Luo Hongxian (羅洪先; 1504–1564) was a Ming dynasty Chinese cartographer. He also studied astronomy, geography, irrigation methods, military affairs and mathematics.

After passing the Imperial Examinations with the rank of jinshi in 1529, Luo worked as a senior compiler at the Hanlin Academy. He was a student of the philosophies of the Neo-Confucian Wang Yangming. Hearing of raids by wokou pirates on China's south-eastern shores, he began collating cartographical information for the Ming government, spending three years in research.
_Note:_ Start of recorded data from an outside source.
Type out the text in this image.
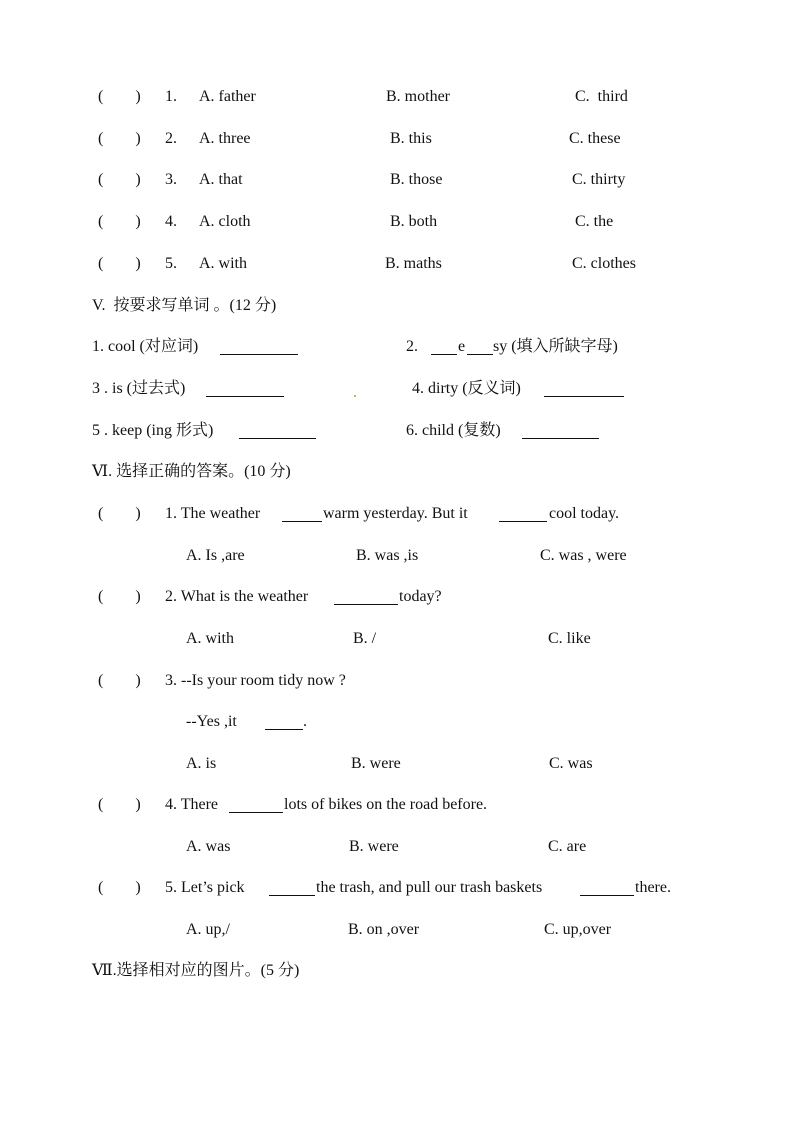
(        ) 1. A. father	B. mother	C.  third
(        ) 2. A. three	B. this	C. these
(        ) 3. A. that	B. those	C. thirty
(        ) 4. A. cloth	B. both	C. the
(        ) 5. A. with	B. maths	C. clothes
V.  按要求写单词 。(12 分)
1. cool (对应词)	2.	e sy (填入所缺字母)
3 . is (过去式)	4. dirty (反义词)
5 . keep (ing 形式)	6. child (复数)
Ⅵ. 选择正确的答案。(10 分)
(        ) 1. The weather	warm yesterday. But it	cool today.
A. Is ,are	B. was ,is	C. was , were
(        ) 2. What is the weather	today?
A. with	B. /	C. like
(        ) 3. --Is your room tidy now ?
--Yes ,it	.
A. is	B. were	C. was
(        ) 4. There	lots of bikes on the road before.
A. was	B. were	C. are
(        ) 5. Let’s pick	the trash, and pull our trash baskets	there.
A. up,/	B. on ,over	C. up,over
Ⅶ.选择相对应的图片。(5 分)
During this period, he discovered the Yutu (Terrestrial Map), an atlas of China created by Zhu Siben during the Yuan dynasty some 300 years earlier around 1320, which he adapted and expanded using Chinese measuring methods to create his Guang Yu Tu 廣與圖 (Enlarged territorial atlas), a work that covered the entire country. It was first published in 1561, and remained the principal reference work in Chinese cartography until the 17th century. The map included mountains, rivers, boundaries, roads, and other landmarks. Luo's maps and geographical knowledge were put to use in the defense of the coast, and he was offered several government posts as a result but declined these offers.
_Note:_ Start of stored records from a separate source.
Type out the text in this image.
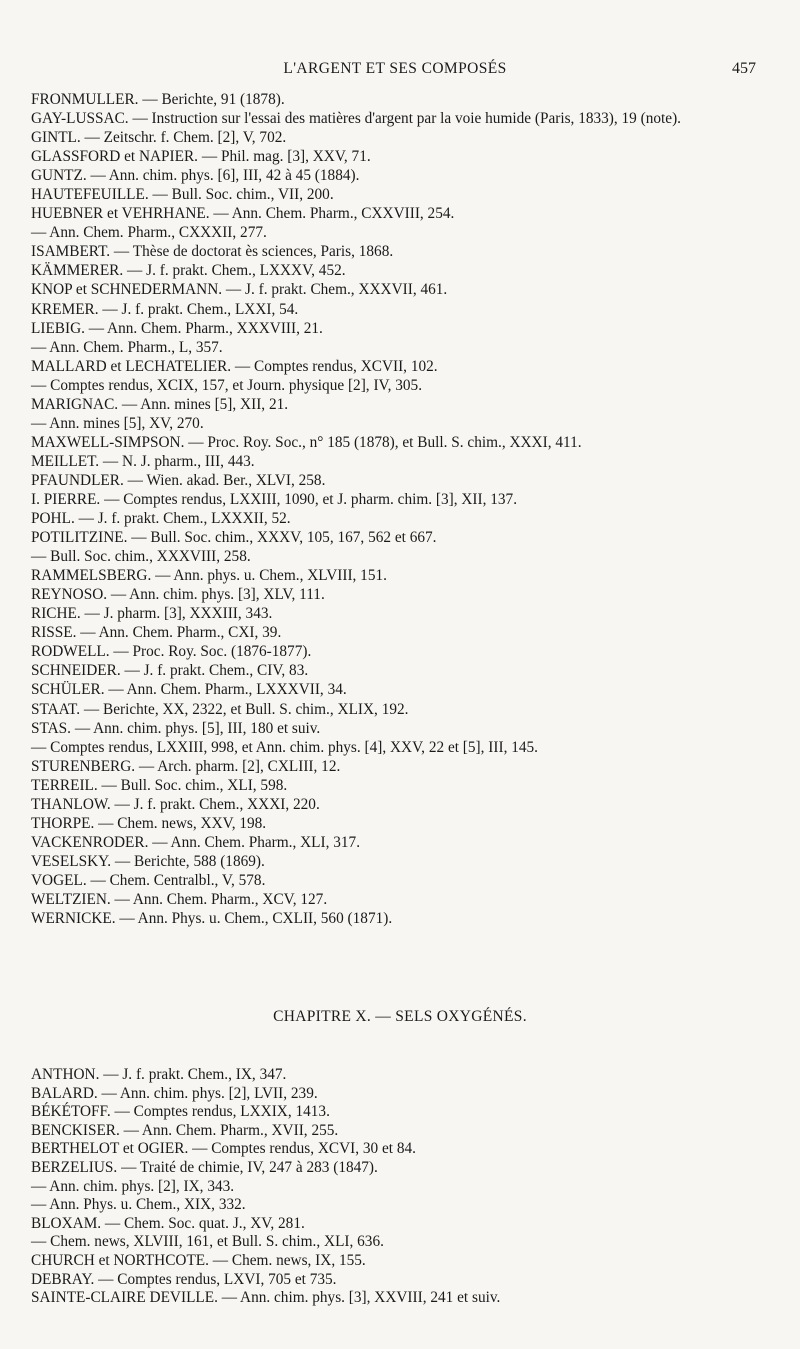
L'ARGENT ET SES COMPOSÉS	457
FRONMULLER. — Berichte, 91 (1878).
GAY-LUSSAC. — Instruction sur l'essai des matières d'argent par la voie humide (Paris, 1833), 19 (note).
GINTL. — Zeitschr. f. Chem. [2], V, 702.
GLASSFORD et NAPIER. — Phil. mag. [3], XXV, 71.
GUNTZ. — Ann. chim. phys. [6], III, 42 à 45 (1884).
HAUTEFEUILLE. — Bull. Soc. chim., VII, 200.
HUEBNER et VEHRHANE. — Ann. Chem. Pharm., CXXVIII, 254.
— Ann. Chem. Pharm., CXXXII, 277.
ISAMBERT. — Thèse de doctorat ès sciences, Paris, 1868.
KÄMMERER. — J. f. prakt. Chem., LXXXV, 452.
KNOP et SCHNEDERMANN. — J. f. prakt. Chem., XXXVII, 461.
KREMER. — J. f. prakt. Chem., LXXI, 54.
LIEBIG. — Ann. Chem. Pharm., XXXVIII, 21.
— Ann. Chem. Pharm., L, 357.
MALLARD et LECHATELIER. — Comptes rendus, XCVII, 102.
— Comptes rendus, XCIX, 157, et Journ. physique [2], IV, 305.
MARIGNAC. — Ann. mines [5], XII, 21.
— Ann. mines [5], XV, 270.
MAXWELL-SIMPSON. — Proc. Roy. Soc., n° 185 (1878), et Bull. S. chim., XXXI, 411.
MEILLET. — N. J. pharm., III, 443.
PFAUNDLER. — Wien. akad. Ber., XLVI, 258.
I. PIERRE. — Comptes rendus, LXXIII, 1090, et J. pharm. chim. [3], XII, 137.
POHL. — J. f. prakt. Chem., LXXXII, 52.
POTILITZINE. — Bull. Soc. chim., XXXV, 105, 167, 562 et 667.
— Bull. Soc. chim., XXXVIII, 258.
RAMMELSBERG. — Ann. phys. u. Chem., XLVIII, 151.
REYNOSO. — Ann. chim. phys. [3], XLV, 111.
RICHE. — J. pharm. [3], XXXIII, 343.
RISSE. — Ann. Chem. Pharm., CXI, 39.
RODWELL. — Proc. Roy. Soc. (1876-1877).
SCHNEIDER. — J. f. prakt. Chem., CIV, 83.
SCHÜLER. — Ann. Chem. Pharm., LXXXVII, 34.
STAAT. — Berichte, XX, 2322, et Bull. S. chim., XLIX, 192.
STAS. — Ann. chim. phys. [5], III, 180 et suiv.
— Comptes rendus, LXXIII, 998, et Ann. chim. phys. [4], XXV, 22 et [5], III, 145.
STURENBERG. — Arch. pharm. [2], CXLIII, 12.
TERREIL. — Bull. Soc. chim., XLI, 598.
THANLOW. — J. f. prakt. Chem., XXXI, 220.
THORPE. — Chem. news, XXV, 198.
VACKENRODER. — Ann. Chem. Pharm., XLI, 317.
VESELSKY. — Berichte, 588 (1869).
VOGEL. — Chem. Centralbl., V, 578.
WELTZIEN. — Ann. Chem. Pharm., XCV, 127.
WERNICKE. — Ann. Phys. u. Chem., CXLII, 560 (1871).
CHAPITRE X. — SELS OXYGÉNÉS.
ANTHON. — J. f. prakt. Chem., IX, 347.
BALARD. — Ann. chim. phys. [2], LVII, 239.
BÉKÉTOFF. — Comptes rendus, LXXIX, 1413.
BENCKISER. — Ann. Chem. Pharm., XVII, 255.
BERTHELOT et OGIER. — Comptes rendus, XCVI, 30 et 84.
BERZELIUS. — Traité de chimie, IV, 247 à 283 (1847).
— Ann. chim. phys. [2], IX, 343.
— Ann. Phys. u. Chem., XIX, 332.
BLOXAM. — Chem. Soc. quat. J., XV, 281.
— Chem. news, XLVIII, 161, et Bull. S. chim., XLI, 636.
CHURCH et NORTHCOTE. — Chem. news, IX, 155.
DEBRAY. — Comptes rendus, LXVI, 705 et 735.
SAINTE-CLAIRE DEVILLE. — Ann. chim. phys. [3], XXVIII, 241 et suiv.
Martino Martini, an Italian Jesuit in China, drew his own Novus Atlas Sinensis (based on the Guang Yu Tu), which was published in Amsterdam by Joan Blaeu in 1655. Martini's map remained the standard European view of China until 1737, when Jean Baptiste d'Anville published his Atlas de la Chine.

His work would go on to influence other maps such as the Da Ming Guangyu Kao (An Examination of the Enlarged Terrestrial [Map] of the Great Ming Dynasty from 1610) and Chen Zushou's Huang Ming Zhifang Ditu (An Administrative Map of the Ming Dynasty from 1636), which were banned during the Qing dynasty period.